Summary
AHA-WAM resolves the tension between long-horizon world modeling and high-frequency action execution through a dual DiT architecture: a low-frequency world DiT maintains rolling key-value memory over past observations and exposes reusable layerwise latent context, while a high-frequency action DiT executes short action chunks by querying this context via layerwise joint attention. Horizon-adaptive offset training and Observation-Guided Video-Context Routing (OVCR) let the action expert exploit long-horizon world context while remaining responsive to real-time state without rerunning the world DiT. AHA-WAM achieves 92.80% on RoboTwin and 78.3% on 4 real-world tasks at 24.17 Hz — 4.59× faster than Fast-WAM — without any robot-data pretraining.
Key Contributions
- Dual DiT architecture decoupling world planning (low-frequency) from action execution (high-frequency)

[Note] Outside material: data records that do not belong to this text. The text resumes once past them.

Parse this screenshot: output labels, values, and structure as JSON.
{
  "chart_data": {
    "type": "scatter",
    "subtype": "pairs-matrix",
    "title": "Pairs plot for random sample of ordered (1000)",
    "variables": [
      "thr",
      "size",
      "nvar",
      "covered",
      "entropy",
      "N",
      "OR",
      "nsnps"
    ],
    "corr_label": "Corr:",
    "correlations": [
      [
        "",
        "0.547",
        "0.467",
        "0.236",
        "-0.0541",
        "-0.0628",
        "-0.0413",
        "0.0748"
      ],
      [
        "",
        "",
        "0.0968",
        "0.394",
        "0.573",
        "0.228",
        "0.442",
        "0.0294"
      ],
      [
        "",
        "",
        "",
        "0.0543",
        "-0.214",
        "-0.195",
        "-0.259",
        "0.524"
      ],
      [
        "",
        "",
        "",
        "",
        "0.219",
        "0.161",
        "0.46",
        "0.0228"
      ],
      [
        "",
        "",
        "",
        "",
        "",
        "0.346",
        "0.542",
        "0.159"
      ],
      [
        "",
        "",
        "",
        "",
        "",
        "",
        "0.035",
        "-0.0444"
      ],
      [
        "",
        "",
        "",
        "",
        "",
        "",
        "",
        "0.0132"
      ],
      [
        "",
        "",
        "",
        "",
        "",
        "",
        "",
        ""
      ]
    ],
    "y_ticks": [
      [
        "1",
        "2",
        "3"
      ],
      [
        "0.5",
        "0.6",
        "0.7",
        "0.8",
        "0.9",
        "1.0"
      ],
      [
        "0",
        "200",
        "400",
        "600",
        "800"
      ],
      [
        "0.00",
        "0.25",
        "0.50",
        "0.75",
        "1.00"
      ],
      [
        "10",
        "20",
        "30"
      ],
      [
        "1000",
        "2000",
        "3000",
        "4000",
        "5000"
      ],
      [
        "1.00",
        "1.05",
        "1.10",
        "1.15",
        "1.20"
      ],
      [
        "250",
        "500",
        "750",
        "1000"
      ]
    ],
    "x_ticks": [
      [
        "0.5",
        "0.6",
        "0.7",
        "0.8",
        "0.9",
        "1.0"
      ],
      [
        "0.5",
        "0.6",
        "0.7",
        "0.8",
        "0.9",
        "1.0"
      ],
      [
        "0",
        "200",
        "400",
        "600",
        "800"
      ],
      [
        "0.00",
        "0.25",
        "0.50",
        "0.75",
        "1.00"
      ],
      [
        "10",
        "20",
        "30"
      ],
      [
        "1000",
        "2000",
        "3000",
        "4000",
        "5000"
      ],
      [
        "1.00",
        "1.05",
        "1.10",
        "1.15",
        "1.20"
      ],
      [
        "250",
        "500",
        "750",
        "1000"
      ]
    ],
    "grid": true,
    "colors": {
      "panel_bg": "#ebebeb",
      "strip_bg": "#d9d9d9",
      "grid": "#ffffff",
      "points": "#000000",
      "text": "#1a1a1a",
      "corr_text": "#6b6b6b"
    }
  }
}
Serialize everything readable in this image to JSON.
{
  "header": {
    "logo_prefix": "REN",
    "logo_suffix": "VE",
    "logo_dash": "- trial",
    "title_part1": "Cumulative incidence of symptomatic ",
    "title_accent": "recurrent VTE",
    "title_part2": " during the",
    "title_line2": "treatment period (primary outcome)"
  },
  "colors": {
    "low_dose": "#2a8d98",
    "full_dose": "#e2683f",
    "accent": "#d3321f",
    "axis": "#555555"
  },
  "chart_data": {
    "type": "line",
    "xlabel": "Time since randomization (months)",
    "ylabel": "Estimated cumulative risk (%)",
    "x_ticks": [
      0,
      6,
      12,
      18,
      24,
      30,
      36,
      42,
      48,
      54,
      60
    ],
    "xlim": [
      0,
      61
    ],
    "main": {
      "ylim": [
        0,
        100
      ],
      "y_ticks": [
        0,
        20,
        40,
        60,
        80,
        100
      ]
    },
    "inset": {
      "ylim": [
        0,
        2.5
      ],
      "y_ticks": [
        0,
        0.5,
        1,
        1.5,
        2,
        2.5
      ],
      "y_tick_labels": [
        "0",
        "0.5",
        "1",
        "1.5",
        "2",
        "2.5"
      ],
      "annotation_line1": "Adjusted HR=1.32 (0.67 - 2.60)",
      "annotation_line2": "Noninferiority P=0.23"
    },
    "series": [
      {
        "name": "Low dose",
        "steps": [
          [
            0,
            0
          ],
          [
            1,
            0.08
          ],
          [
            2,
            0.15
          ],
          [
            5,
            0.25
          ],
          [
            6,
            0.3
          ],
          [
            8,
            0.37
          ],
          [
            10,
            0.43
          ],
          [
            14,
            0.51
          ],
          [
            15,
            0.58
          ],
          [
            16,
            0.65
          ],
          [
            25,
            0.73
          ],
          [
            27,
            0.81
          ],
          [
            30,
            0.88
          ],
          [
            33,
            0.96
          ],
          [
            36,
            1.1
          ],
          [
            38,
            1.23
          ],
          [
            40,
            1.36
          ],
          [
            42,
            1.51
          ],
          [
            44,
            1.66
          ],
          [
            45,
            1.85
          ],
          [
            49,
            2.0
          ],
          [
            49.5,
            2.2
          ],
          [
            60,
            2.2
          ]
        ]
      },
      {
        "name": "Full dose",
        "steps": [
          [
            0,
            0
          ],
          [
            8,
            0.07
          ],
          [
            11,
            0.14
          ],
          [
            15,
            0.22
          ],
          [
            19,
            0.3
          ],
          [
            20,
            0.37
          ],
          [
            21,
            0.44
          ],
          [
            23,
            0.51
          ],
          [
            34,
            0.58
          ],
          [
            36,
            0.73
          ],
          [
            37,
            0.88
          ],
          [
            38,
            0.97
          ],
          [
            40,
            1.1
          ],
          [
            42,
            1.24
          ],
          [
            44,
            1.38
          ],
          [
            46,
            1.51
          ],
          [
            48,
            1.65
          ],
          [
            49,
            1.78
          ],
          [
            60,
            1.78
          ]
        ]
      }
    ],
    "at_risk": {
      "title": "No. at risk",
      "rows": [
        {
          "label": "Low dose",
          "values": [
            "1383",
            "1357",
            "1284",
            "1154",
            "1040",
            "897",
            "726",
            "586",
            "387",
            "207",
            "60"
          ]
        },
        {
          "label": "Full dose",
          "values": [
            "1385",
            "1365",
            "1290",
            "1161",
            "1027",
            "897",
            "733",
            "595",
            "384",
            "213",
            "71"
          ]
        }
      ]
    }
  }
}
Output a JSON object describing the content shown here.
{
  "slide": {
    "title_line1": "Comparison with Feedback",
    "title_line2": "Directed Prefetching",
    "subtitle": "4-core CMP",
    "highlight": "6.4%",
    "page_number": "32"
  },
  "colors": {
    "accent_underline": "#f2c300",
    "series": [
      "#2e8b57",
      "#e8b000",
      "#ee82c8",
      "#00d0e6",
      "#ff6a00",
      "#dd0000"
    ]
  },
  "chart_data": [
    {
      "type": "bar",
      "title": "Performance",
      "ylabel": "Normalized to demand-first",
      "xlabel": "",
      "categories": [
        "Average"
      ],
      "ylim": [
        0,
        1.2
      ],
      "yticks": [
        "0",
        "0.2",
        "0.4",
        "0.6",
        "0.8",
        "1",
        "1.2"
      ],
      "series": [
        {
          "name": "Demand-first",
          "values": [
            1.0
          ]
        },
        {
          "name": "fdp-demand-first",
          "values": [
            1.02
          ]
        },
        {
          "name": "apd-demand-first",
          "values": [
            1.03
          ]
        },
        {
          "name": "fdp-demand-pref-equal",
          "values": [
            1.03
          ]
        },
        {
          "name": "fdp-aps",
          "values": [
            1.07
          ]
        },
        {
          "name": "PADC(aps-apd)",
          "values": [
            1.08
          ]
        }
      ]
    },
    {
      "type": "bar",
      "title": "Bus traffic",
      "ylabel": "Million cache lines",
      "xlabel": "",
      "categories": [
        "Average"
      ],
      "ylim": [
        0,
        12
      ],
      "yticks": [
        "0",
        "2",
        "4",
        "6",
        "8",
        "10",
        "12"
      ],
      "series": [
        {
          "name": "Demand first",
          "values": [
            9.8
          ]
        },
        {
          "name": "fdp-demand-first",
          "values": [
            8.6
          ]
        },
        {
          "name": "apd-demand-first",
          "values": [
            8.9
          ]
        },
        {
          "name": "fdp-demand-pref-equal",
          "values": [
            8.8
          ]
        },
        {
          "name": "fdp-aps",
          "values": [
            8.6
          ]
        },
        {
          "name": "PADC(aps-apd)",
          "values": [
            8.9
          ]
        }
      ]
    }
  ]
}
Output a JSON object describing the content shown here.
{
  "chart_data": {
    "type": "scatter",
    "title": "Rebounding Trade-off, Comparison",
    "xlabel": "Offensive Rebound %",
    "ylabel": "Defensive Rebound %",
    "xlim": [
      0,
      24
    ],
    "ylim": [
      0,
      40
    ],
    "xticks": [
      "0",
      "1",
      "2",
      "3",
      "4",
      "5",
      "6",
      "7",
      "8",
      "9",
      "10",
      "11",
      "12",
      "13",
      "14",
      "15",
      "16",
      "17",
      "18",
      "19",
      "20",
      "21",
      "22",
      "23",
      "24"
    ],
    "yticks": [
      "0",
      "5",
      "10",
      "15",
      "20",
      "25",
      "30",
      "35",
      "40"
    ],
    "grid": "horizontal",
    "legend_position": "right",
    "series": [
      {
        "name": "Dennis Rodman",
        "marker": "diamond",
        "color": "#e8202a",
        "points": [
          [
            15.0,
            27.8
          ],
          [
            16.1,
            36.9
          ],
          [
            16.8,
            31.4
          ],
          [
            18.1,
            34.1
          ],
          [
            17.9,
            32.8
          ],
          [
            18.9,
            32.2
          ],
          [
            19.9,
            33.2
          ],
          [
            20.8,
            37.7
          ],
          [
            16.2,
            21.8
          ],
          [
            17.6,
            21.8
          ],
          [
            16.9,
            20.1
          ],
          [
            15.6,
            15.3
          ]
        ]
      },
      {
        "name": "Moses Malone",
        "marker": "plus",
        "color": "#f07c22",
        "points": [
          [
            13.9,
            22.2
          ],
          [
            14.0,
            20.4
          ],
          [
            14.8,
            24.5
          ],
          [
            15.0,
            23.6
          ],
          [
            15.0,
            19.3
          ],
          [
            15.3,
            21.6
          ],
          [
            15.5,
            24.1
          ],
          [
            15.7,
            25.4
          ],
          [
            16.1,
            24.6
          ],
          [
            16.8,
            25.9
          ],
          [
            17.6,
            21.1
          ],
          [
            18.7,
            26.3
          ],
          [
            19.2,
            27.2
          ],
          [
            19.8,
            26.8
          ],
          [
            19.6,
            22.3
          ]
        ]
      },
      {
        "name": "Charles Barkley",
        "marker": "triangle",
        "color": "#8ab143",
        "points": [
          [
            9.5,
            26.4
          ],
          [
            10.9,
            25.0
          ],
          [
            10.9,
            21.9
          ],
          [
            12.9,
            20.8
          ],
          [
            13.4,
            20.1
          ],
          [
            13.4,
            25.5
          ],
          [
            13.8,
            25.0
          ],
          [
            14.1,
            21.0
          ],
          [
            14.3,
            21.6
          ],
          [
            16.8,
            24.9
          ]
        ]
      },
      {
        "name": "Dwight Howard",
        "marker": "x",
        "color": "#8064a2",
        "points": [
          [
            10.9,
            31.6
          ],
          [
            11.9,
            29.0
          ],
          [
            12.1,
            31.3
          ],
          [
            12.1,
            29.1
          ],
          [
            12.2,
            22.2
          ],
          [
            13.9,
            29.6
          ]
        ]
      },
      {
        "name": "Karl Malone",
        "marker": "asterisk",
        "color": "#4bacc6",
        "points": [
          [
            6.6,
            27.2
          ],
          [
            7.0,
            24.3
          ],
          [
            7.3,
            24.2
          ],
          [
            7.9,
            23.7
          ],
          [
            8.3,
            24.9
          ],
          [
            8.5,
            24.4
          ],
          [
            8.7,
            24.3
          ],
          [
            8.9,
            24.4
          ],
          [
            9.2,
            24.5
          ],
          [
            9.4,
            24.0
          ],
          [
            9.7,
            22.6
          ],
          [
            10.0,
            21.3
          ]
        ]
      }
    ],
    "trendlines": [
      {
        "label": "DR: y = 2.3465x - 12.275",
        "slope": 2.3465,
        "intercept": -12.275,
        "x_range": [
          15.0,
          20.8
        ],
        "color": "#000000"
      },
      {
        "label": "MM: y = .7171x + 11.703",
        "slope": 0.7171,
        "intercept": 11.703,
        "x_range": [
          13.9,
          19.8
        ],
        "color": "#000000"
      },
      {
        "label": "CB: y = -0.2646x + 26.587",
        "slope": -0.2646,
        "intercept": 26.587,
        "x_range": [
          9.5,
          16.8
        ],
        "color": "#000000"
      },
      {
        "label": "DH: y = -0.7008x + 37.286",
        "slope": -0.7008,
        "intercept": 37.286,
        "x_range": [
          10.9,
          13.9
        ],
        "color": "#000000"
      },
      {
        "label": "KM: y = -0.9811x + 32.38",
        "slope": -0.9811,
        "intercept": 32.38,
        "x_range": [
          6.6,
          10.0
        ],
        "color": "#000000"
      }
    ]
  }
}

- Observation-Guided Video-Context Routing (OVCR) for responsive real-time use of long-horizon context
- Horizon-adaptive offset training enabling asynchronous execution with correct temporal alignment
- 92.80% on RoboTwin, 24.17 Hz closed-loop, 4.59× speedup over Fast-WAM; no robot-data pretraining
Significance
AHA-WAM is the first WAM to achieve SOTA accuracy on a challenging dual-arm manipulation benchmark while simultaneously achieving real-time control speeds, demonstrating that long-horizon reasoning and reactive execution are not mutually exclusive.